A big part of the issue is that dating back to his debut, and the excellent long-term program with MJF, some fans expected Wardlow to be the next big thing in wrestling. He had some similarities to Goldberg, and AEW leaned into that; but it was pretty obvious he wasn’t going to be Bill Goldberg. For one, it’s not 1997 anymore, and what was successful back then in WCW cannot be replicated 25 years later in AEW. The environment and expectations for a top star are completely different.
The MJF-storyline also introduced him as a singles star. Given that it had YEARS of storyline build-up before it reached its climax, it’s unrealistic to think that momentum could be replicated after it wrapped up. Wardlow was always going to have to move on from MJF, and since he has done that it’s harder to get him positioned as a top star because he doesn’t have all the momentum from that feud backing him up.
There is also the fact that people like prospects, and they like to project what prospects will be in the future. This happens in sports all the time, and pro wrestling is no different. Fans see a younger wrestler with potential and start fantasy booking what their eventual world title win is going to be. Some fans might get carried away with those ideas and expectations, so that if the wrestler doesn’t pan out that way, they think a travesty has occurred.
AEW originally put Wardlow in a great position to succeed. He has worked hard and improved since he first entered the company. At this moment though; he doesn’t feel like a world champion—not in a company that takes who holds that title very seriously. Is that really because he hasn’t been booked well, or is it because some warts have been exposed once he had to swim a little bit on his own?
I want to clarify that Wardlow’s career and progress so far is not a failure.
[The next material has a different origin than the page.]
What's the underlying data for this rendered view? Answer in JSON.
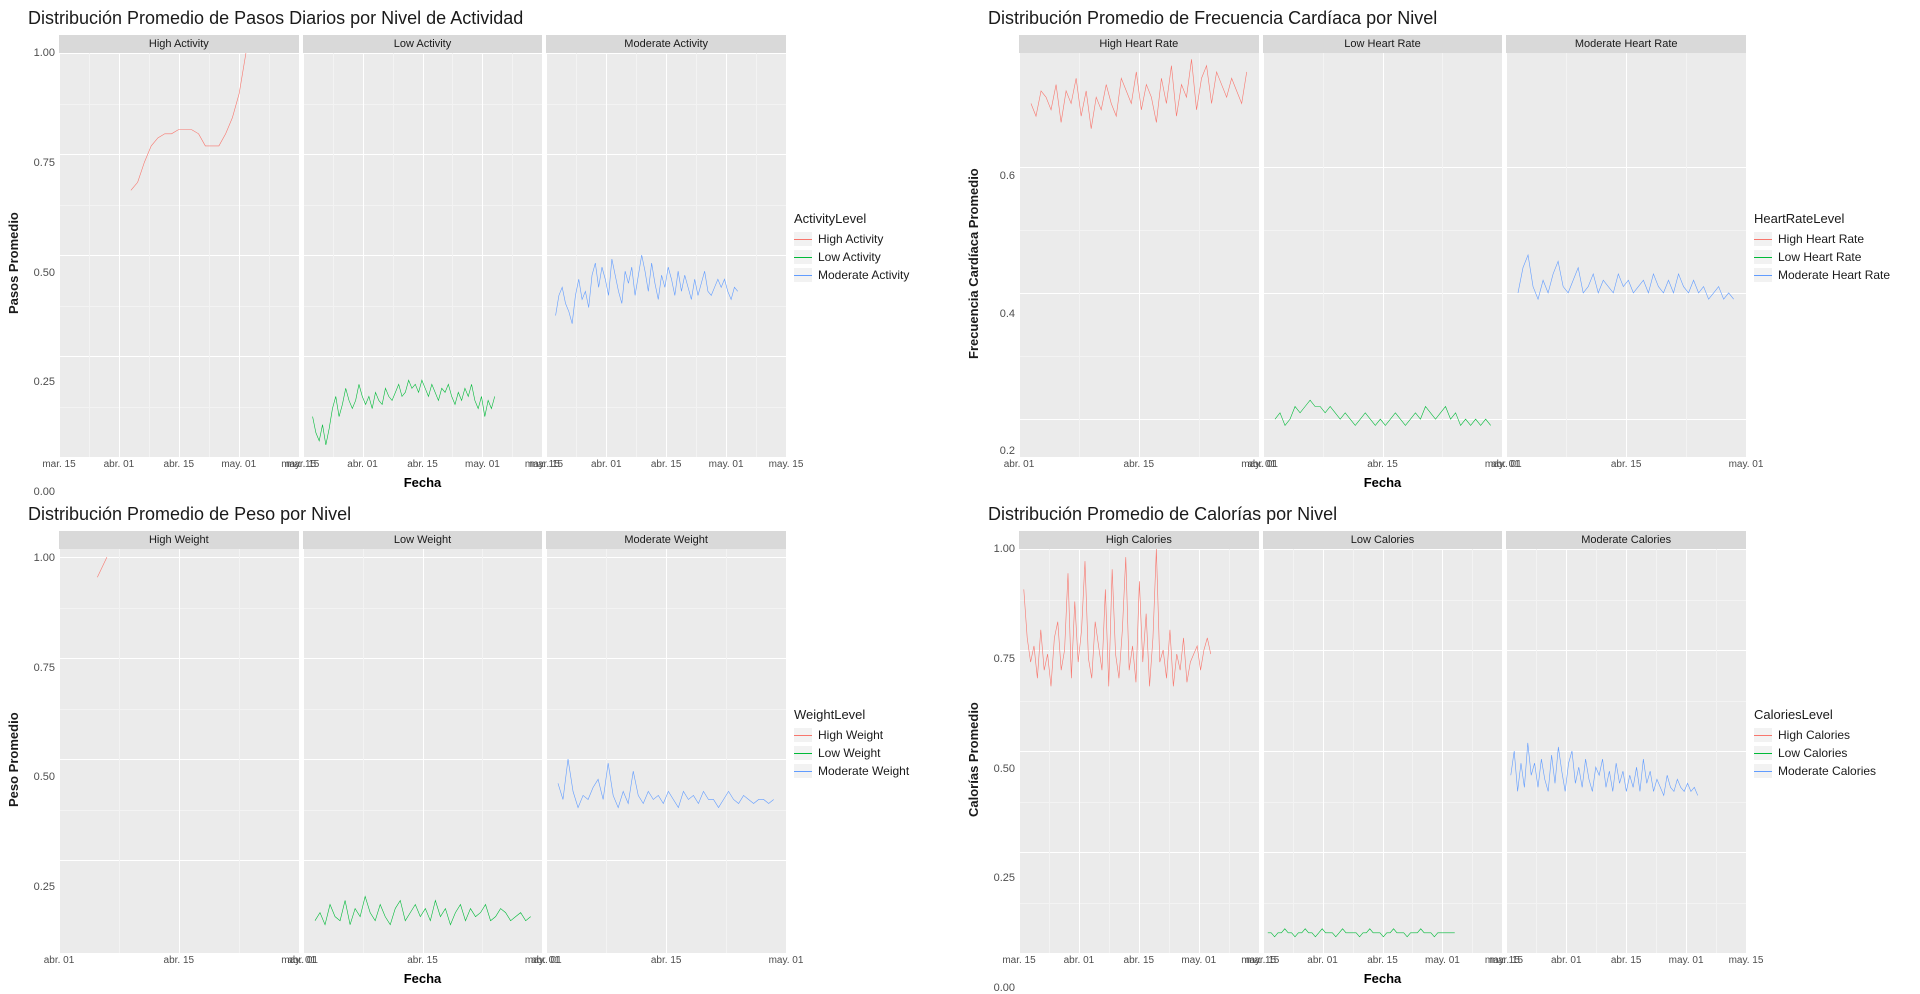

He gets a pop whenever his music hits, he’s gotten his powerbomb spot over, he’s wrestled on PPVs, he has had some decent matches in big spots. The guy has had a REALLY successful run. I think if this is his ceiling, an upper-midcard challenger type, that’s not a bad thing at all. Those spots are very hard to get in this industry, and you can be in one for a long, long time.
Wardlow right now is like a prospect in sports that maybe had a ton of hype as a future HOF-level player, and has ended up just being a really good, but not quite spectacular player. Andrew Wiggins was once thought to be a future MVP-candidate when he was in high school. He was the #1 overall pick in the NBA Draft and came in with a lot of hype. He’s turned out to be a very good NBA player, who will have a long career and make a lot of money, but he’s not going into the Hall of Fame anytime soon.
That doesn’t make Wiggins a bust or a catastrophic failure; it’s simply a reminder that prospects are just that; prospects. You never know how their careers are going to play out and you can’t project too much on what they are going to do once they start getting tested in bigger roles. Wardlow hasn’t blown people away since breaking up with MJF, and maybe that is disappointing, but he still feels primed to have a very long, successful career in his current role.
Could Wardlow be pushed to the moon and be made AEW Champion? Sure, but would he really thrive in that role? From what I’ve seen over the past year, I’d seriously doubt it. A more protected role, where he isn’t asked to carry the entire promotion, is probably a better fit for him at this stage of his career.